Enojado con el Presidente por su supuesto poco accionar frente a juicios y persecución a la oposición, Dady Brieva reiteró de forma clara: «Si vamos a ser Venezuela, seamos Venezuela. Ya están dadas las cosas».

Más adelante, Dady Brieva tildó a Fernández de «abarcar mucho y apretar poco»: «La verdad es que hace rato que pienso que Alberto, nuestro querido Alberto, nuestro capitán, le dieron para hacer la comida y darnos en comer en un picnic y se largó a llover (por la pandemia de coronavirus ) y aparte hay mosquitos y está tratando de hacer todo a la vez. Pero nuestros dirigentes se tienen que dar cuenta que, hasta que no neutralicemos los mosquitos, no nos van a poder dar de comer. Hay cosas que no se pueden hacer si no nos dedicamos a lo que nos tenemos que dedicar».

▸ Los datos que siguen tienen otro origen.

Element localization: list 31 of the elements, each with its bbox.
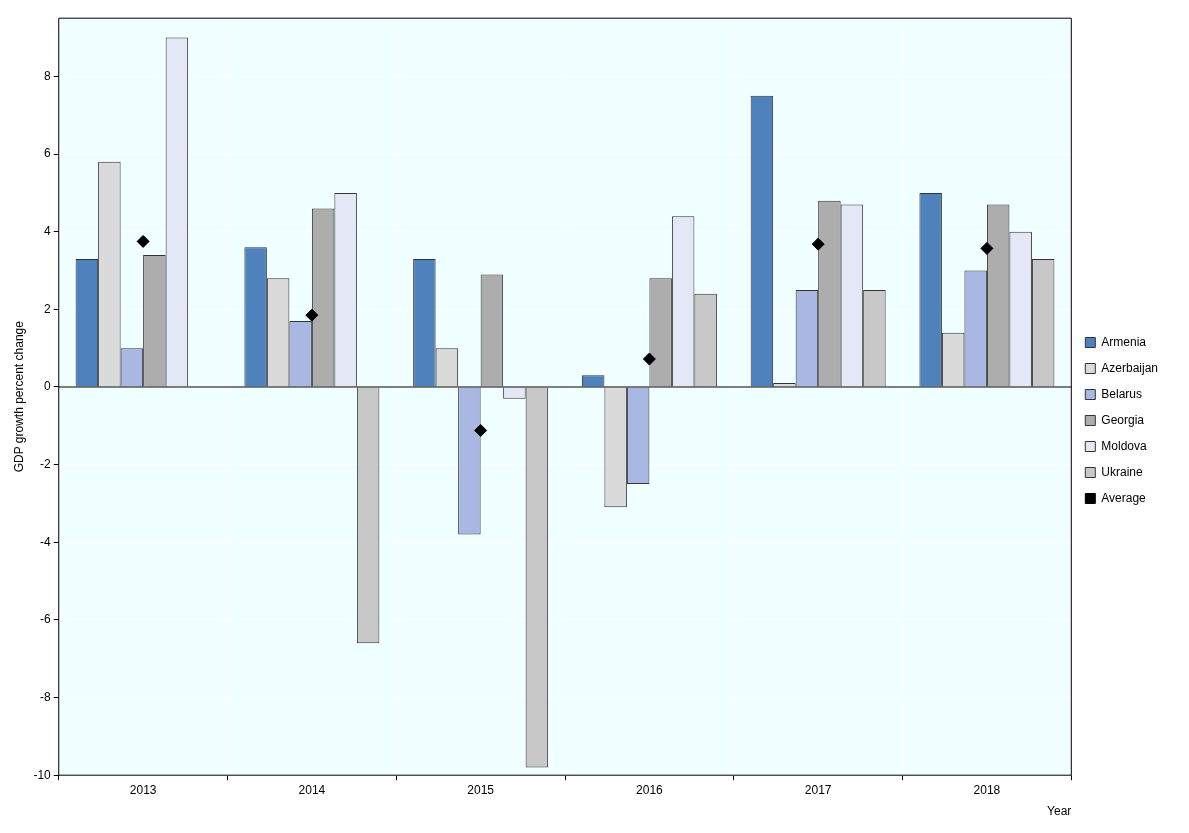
legend-label: Azerbaijan <box>1101 360 1158 375</box>
y-tick-label: 8 <box>44 68 52 83</box>
point <box>642 352 656 366</box>
legend-label: Ukraine <box>1101 464 1143 479</box>
legend-label: Georgia <box>1101 412 1145 427</box>
point <box>811 237 825 251</box>
legend-label: Average <box>1101 490 1147 505</box>
x-axis-title: Year <box>1047 804 1072 819</box>
y-tick-label: -6 <box>40 612 52 627</box>
x-tick-label: 2016 <box>636 782 664 797</box>
x-tick-label: 2018 <box>973 782 1001 797</box>
legend-label: Armenia <box>1101 334 1147 349</box>
y-tick-label: -10 <box>33 767 52 782</box>
y-tick-label: -4 <box>40 534 52 549</box>
x-tick-label: 2017 <box>804 782 832 797</box>
point <box>980 241 994 255</box>
y-tick-label: 0 <box>44 379 52 394</box>
y-tick-label: -8 <box>40 689 52 704</box>
point <box>305 308 319 322</box>
x-tick-label: 2013 <box>129 782 157 797</box>
legend-label: Moldova <box>1101 438 1147 453</box>
y-tick-label: 4 <box>44 224 52 239</box>
y-tick-label: -2 <box>40 456 52 471</box>
y-tick-label: 6 <box>44 146 52 161</box>
legend-label: Belarus <box>1101 386 1142 401</box>
point <box>136 234 150 248</box>
point <box>474 423 488 437</box>
y-axis-title: GDP growth percent change <box>11 320 26 473</box>
y-tick-label: 2 <box>44 301 52 316</box>
x-tick-label: 2014 <box>298 782 326 797</box>
x-tick-label: 2015 <box>467 782 495 797</box>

Para finalizar, Dady Brieva pidió censura en los medios «como lo que pasó en Estados Unidos con las Torres Gemelas » y regulación de las noticias como sucede en el país que lidera Nicolás Maduro : «Si sí o sí vamos a ser Venezuela y el populismo, empecemos ahora muchachos y terminemos con esta agónica espera».

En medio del pedido de Dady Brieva, un ex guardaespaldas de Cilia Flores, testigo clave en la acusación que prepara EEUU

Hace cuatro años, una figura poco importante en Venezuela fue arrestada en Colombia y extraditada a Estados Unidos para enfrentar cargos por narcotráfico. Demostró ser una importante captura. El hombre, Yazenky Lamas, trabajó como guardaespaldas de la persona que muchos consideran como el poder detrás del trono del dictador Nicolás Maduro: la primera dama, Cilia Flores.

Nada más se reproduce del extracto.